Teaching Philosophy


"I hope they learn to think for themselves and explore the exciting unfamiliar horizons."


"I hope I reach all my students."


"I must attempt to uncover the individuality and creativity of each student."


"I want my students to develop deep roots of knowledge."


"I want them to have a firm grasp on the knowledge that I help them to understand and use it later in life."


I wrote these statements four years ago in college! Many of those comments are ones that I still believe in; some are what I view now after I’ve taught to be unrealistic. As I challenge my students, unknowingly, they challenge me to improve my teaching and try to reach those kids who on the first day of class say, "I don’t like English, never have, so what are you going to do?"


Over time, my philosophy has changed. We, teachers, all love those bright, dedicated students who do all the extras for a little higher A; they’re great and sugar coat the job. Personally, I’ve learned to love the kids with an attitude. As a teacher, I want those kids who "hate English" to find something semi-"cool" in my class, or I want them to open up and actually raise their hands without my force to answer or discuss. Who ever thought kids would want to do this.


I feel that kids don’t have to love your class, they don’t have to get an A, or even pass sometimes, but you do have to reach them somehow. Draw them in with interesting assignments, meaningful stories, a "decent" novel if there is such a thing. Have fun, have energy, and fool them into wanting to come to English.

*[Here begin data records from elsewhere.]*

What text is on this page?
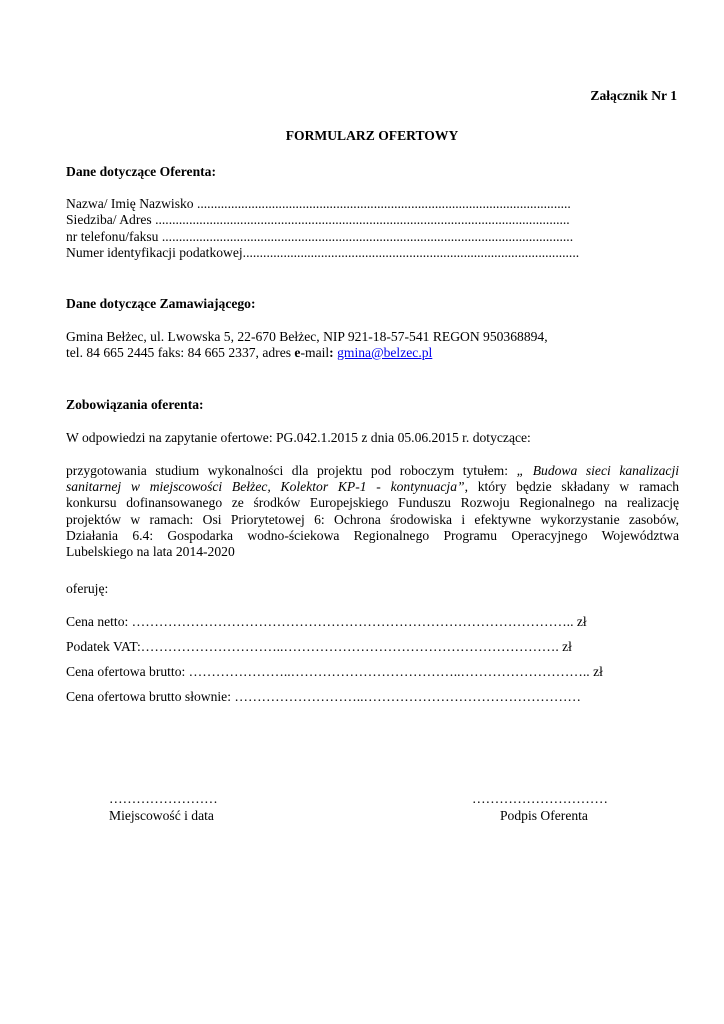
Załącznik Nr 1
FORMULARZ OFERTOWY
Dane dotyczące Oferenta:
Nazwa/ Imię Nazwisko ..............................................................................................................
Siedziba/ Adres ..........................................................................................................................
nr telefonu/faksu .........................................................................................................................
Numer identyfikacji podatkowej...................................................................................................
Dane dotyczące Zamawiającego:
Gmina Bełżec, ul. Lwowska 5, 22-670 Bełżec, NIP 921-18-57-541 REGON 950368894,
tel. 84 665 2445 faks: 84 665 2337, adres e-mail: gmina@belzec.pl
Zobowiązania oferenta:
W odpowiedzi na zapytanie ofertowe: PG.042.1.2015 z dnia 05.06.2015 r. dotyczące:
przygotowania studium wykonalności dla projektu pod roboczym tytułem: „ Budowa sieci kanalizacji
sanitarnej w miejscowości Bełżec, Kolektor KP-1 - kontynuacja”, który będzie składany w ramach
konkursu dofinansowanego ze środków Europejskiego Funduszu Rozwoju Regionalnego na realizację
projektów w ramach: Osi Priorytetowej 6: Ochrona środowiska i efektywne wykorzystanie zasobów,
Działania 6.4: Gospodarka wodno-ściekowa Regionalnego Programu Operacyjnego Województwa
Lubelskiego na lata 2014-2020
oferuję:
Cena netto: …………………………………………………………………………………….. zł
Podatek VAT:…………………………..……………………………………………………. zł
Cena ofertowa brutto: …………………..………………………………..……………………….. zł
Cena ofertowa brutto słownie: ………………………..…………………………………………
……………………
Miejscowość i data
…………………………
Podpis Oferenta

Through teaching, I’ve changed a lot. I’ve taken off the rose-colored glasses and have been in the classroom now. Some will never learn how to spell, never know what a pronoun is, but getting them into something that they want to do and work hard at completing is the greater challenge. They will gain everything by turning in something that they have ownership in; something that they’re proud of.


"The teachers I remember best were the ones who cared about what I was doing, who smiled, laughed, and were off the wall during class, and who encouraged me to learn and strive for even more."